In reaching his findings, Justice Moshinsky found that:

  • the small businesses were not placed in a position where they were able to manage the risk of incorrect charging or overcharging (PayPal had the necessary information to do this);

  • the burden that the Fee Error Term imposed on the small businesses was not matched by a corresponding right for the benefit of the small businesses or a corresponding duty on PayPal;

  • PayPal did not seek to rebut the presumption in s 12BG(4) of the ASIC Act that the term is not reasonably necessary to protect the legitimate interests of PayPal; and

  • the Fee Error Term would have caused detriment to the small businesses if PayPal had relied on it.

See also ASIC media release

Federal Court finds iSignthis Ltd breached its disclosure obligations and former managing director/CEO breached directors’ duties

On 21 June 2024, the Federal Court of Australia published McEvoy J’s reasons for his Honour’s decision that iSignthis Limited (iSignthis) had contravened the Corporations Act 2001 (Cth) (Corporations Act) by failing to disclose certain financial information from 2018 to 2020. His Honour also found the former managing director and CEO of iSignthis, Mr Nickolas John Karantzis, had breached the Corporations Act by failing to ensure that information given to the ASX was not false or misleading and had also breached his directors’ duties.

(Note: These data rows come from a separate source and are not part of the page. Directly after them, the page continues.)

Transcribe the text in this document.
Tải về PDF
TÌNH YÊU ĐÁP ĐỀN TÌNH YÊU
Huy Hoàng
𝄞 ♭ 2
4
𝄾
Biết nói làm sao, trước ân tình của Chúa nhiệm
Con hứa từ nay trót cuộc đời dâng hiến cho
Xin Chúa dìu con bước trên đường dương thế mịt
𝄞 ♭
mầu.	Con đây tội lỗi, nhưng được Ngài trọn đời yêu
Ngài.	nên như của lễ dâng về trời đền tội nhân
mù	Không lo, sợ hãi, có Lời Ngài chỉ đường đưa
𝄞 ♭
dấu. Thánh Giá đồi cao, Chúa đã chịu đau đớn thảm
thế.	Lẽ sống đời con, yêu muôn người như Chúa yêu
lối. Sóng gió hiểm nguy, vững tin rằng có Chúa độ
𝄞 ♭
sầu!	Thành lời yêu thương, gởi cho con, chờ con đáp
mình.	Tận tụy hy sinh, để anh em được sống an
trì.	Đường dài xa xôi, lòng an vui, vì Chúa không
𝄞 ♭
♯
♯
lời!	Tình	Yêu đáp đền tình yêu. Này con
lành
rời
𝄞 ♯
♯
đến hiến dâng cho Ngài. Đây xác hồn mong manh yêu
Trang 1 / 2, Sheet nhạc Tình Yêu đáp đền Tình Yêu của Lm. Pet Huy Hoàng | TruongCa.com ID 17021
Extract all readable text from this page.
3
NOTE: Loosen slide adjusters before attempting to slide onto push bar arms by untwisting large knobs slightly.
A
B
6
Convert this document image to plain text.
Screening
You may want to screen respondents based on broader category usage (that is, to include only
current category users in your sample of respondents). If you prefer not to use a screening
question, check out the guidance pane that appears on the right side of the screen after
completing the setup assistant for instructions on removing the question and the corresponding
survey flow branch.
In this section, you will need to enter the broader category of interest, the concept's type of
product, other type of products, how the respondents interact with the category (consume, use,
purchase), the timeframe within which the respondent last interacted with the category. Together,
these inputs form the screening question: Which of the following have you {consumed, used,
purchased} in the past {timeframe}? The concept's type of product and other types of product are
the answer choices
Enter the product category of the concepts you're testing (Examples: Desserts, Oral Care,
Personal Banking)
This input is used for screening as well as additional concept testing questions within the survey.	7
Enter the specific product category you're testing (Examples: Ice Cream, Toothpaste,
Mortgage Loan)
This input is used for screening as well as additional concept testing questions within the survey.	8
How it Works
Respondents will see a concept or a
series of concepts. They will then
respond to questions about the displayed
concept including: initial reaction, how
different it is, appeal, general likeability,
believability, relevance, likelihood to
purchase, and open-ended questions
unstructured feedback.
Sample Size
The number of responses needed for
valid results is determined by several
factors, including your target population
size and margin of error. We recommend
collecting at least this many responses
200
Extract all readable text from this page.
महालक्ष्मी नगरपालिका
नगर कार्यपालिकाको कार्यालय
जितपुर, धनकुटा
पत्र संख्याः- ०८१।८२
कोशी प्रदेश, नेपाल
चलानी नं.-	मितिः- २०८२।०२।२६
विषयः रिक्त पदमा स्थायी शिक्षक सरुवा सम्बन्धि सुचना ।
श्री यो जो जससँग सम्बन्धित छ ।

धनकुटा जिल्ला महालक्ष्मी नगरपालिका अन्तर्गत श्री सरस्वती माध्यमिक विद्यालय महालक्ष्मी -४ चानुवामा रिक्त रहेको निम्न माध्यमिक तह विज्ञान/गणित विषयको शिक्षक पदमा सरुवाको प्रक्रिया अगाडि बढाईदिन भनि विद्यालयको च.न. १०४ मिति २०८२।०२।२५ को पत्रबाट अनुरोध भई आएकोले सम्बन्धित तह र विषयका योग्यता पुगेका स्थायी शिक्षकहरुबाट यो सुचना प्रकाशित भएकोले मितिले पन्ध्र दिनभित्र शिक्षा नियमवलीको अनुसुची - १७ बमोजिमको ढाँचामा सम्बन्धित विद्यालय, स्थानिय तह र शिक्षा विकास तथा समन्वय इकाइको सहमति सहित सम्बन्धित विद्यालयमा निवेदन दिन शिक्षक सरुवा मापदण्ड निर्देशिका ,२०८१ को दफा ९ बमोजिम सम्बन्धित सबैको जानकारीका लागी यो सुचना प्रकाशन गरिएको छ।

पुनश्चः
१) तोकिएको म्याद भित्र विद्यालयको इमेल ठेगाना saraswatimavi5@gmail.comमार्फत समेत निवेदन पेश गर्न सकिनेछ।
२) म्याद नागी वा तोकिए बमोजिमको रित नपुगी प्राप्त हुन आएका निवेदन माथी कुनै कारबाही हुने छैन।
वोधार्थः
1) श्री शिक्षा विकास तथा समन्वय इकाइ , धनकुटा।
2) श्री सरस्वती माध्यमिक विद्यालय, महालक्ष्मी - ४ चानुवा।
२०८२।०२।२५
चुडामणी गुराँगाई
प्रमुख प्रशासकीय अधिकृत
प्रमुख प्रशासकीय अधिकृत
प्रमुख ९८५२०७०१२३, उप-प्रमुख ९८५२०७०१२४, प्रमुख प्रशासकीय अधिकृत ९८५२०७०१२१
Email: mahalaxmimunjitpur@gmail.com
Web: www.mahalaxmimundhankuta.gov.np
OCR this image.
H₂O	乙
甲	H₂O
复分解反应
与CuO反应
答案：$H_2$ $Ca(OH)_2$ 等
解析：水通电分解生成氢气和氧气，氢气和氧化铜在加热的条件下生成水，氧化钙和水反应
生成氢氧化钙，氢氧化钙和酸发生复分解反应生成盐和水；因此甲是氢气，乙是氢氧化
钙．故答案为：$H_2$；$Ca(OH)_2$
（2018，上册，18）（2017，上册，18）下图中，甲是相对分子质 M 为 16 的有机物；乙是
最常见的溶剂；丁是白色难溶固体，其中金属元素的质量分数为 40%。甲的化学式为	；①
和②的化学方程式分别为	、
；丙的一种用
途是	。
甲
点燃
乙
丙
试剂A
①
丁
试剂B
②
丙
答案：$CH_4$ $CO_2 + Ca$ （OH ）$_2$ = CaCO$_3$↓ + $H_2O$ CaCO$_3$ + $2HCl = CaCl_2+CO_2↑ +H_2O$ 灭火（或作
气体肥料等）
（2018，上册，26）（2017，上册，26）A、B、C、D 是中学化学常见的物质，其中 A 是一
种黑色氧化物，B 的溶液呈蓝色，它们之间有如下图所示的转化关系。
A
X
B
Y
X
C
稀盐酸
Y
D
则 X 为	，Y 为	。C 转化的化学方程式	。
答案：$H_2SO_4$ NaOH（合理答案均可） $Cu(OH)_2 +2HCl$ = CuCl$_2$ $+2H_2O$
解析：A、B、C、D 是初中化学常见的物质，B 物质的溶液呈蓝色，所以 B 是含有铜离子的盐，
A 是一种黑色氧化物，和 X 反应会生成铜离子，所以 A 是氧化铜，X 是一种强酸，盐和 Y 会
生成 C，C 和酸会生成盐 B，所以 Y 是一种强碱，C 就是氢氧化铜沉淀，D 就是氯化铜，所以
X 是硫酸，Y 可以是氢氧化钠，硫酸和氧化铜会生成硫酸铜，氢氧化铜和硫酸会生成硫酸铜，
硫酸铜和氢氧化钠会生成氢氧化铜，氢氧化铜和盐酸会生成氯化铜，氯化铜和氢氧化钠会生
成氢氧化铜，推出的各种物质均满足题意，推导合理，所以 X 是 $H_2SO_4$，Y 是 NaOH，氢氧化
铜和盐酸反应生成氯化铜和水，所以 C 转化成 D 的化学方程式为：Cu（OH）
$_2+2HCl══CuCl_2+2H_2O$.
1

His Honour held that iSignthis had:

  • engaged in misleading and deceptive conduct;

  • failed to disclose the fact that although it had received $3 million in revenue, it had also incurred $2.85 million in one-off costs; and

  • failed to disclose VISA’s reasons for terminating its relationship with iSignthis.

In relation to Mr Karantzis’ conduct, his Honour found that Mr Karantzis:

  • failed to exercise his powers and discharge his duties with reasonable care and diligence;

  • was involved with iSignthis’ breaches of its disclosure obligations; and

  • failed to take reasonable steps to ensure information given to ASX was not false or misleading.

The Court has made declarations that iSignthis and Mr Karantzis contravened the Corporations Act, and will consider whether to impose pecuniary penalties at a subsequent hearing. The case is a salient reminder of directors’ potential exposure in the event of a failure to comply with continuous disclosure obligations in the Listing Rules.